The peerless Kamala exposes the lies and hypocrisy of Hamas-CAIR's #MyJihad campaign:
The Meaning of Jihad
January 11, 2013
CAIR's Ahmed Rehab describes their #MyJihad ads this way: "The campaign is about reclaiming Islam, and not just ‘jihad,’ from both Muslim and non-Muslim extremists... Whether it’s the bin Ladens and the al-Qaidas of the Muslim world, or the Pam Gellers and Frank Gaffneys of the non-Muslim world, ironically — even though they come from the two opposite ends of the spectrum — they agree exactly on the same definition of ‘jihad’ and on the same worldview of Islam versus the rest of the world.”
CAIR would have you believe that "extremists" like bin Laden and al-Qaeda are the only Muslims that think Jihad means anything other than to "build friendships across the aisle," to "not judge people by their cover," or to "stay fit despite [a] busy schedule."
But if that's the case, then extremists like al-Qaeda must be running the San Francisco Bay Area Muslim Community Association, the Islamic Circle of North America in New Jersey, the Muslim and Islamic Center in Willowbrook, Iillinois, and the Dar Elsalam Islamic Center in Arlington, Texas.
All of these American Muslim organizations teach and/or promote a book on Islam called Minhaj al-Muslim. This book offers a simple definition of Jihad that has little to do with fitness or friendships:
"The specific ruling of Jihad – which is fighting against the disbelievers and those who wage war against Islam – is that it is a collective compulsory duty." (Vol. 2, p. 165)
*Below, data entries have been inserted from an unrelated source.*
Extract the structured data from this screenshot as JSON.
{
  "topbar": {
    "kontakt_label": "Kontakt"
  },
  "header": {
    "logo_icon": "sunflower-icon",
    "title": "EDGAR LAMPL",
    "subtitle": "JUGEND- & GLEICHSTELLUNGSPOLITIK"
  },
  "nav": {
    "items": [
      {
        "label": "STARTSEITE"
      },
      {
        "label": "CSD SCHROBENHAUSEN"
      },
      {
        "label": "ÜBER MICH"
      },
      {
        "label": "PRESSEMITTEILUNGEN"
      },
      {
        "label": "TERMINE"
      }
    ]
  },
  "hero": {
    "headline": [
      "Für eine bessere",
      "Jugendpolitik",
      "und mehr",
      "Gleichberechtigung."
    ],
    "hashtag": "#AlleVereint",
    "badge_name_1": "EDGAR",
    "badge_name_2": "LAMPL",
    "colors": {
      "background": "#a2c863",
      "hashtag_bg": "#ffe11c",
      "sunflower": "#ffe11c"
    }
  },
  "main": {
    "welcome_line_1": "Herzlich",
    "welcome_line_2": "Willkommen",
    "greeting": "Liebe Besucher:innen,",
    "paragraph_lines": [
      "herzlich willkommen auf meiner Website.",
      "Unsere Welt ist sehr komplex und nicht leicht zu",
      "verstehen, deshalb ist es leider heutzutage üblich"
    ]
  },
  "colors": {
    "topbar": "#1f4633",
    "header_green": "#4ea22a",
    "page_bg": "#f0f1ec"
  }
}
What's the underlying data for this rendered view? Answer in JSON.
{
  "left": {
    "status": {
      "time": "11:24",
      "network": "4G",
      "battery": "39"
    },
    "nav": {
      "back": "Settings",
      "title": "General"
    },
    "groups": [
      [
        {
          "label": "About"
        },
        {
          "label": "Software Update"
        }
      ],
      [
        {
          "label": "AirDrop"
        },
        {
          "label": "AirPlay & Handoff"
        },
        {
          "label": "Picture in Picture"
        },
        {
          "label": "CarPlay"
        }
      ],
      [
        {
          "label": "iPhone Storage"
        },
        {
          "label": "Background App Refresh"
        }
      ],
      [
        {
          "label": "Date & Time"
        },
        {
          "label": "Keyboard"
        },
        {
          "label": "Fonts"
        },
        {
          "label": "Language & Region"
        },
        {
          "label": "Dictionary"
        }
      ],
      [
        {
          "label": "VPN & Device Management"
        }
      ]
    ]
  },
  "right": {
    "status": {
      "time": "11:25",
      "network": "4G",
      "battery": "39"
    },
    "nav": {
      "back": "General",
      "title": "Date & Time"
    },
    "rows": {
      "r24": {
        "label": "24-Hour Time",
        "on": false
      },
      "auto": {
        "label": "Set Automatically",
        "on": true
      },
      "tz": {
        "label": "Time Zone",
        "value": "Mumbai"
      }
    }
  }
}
This book is sold by the MCA bookstore, among a small number of "authentic" books about Islam. It's also sold by the bookstore of the New Jersey chapter of the Islamic Circle of North America.
On YouTube, you can find multiple video lectures of this book, taught at the Dar ElSalam Islamic Center in Arlington, Texas. It's also taught in a weekly college student "Halaqa" (religious gathering for learning) in Willowbrook, Illinois.
For more detail about Minhaj al-Muslim's take on Jihad, here's an excerpt from a previous article analyzing Minhaj's perspective on Jihad and Islamic positions on other subjects such as homosexuality, apostasy, and women's rights:
Four types of jihad are listed. The first: "Performing Jihad against disbelievers and those who wage war against the Muslims." Number two is jihad against "rebellious sinners," and number three is jihad against "Satan." Only the fourth type is "Jihad against one's self." While Minhaj acknowledges that this type "has even been called the greatest Jihad," this claim is accompanied by a footnote pointing out that "this is based on a weak Hadith [saying by or about Muhammad]..." (Vol. 2, p. 167)
In his fascinating book, Inside Jihad, former Egyptian Islamic Jihad member Tawfik Hamid explains the significance of this specific attribution:
Abu Bakr Al-Jazairy – a lecturer in the Nobel Prophetic Mosque in Saudi Arabia – wrote in his well-known, widely-distributed book, Minhaj Al-Muslim, that this hadith "...is based upon a weak Hadith..." As we can see, on the one hand Islamists show non-Muslims a peaceful Hadith to improve Islam's image, and on the other teach Muslims, that it is weak (and by implication, that Muslims should not follow it). In contrast, Islamists teach Muslims that the following hadith is sahih, or "strong,"accurate" and "authentic," and thus cannot be ignored:
I have been commanded to fight all mankind until they testify that none has the right to be worshiped except Allah and Muhammad is the messenger of Allah... (Agreed upon) – Minhaj Al-Muslim, Vol 1, p. 402The phrase "agreed upon" at the end of the above hadith means that it is narrated as sahih by both Al-Buchary and Muslim, which communicates to Muslims that it is extremely powerful... In this case, Muslims are taught that the violent hadith is strong and the peaceful hadith is weak. This theological tactic deceives countless non-Muslims. (pp. 106-107)
Feisal Abdul-Rauf, of Ground Zero Mosque infamy, explains in his 2000 book, Islam: A Sacred Law, that a weak hadith "is a hadith against which serious doubts can be raised." (p. 151) Thus, the notion that self-Jihad is the "greatest Jihad" – a view Islamic spokesmen are always quick to espouse – is a dubious one.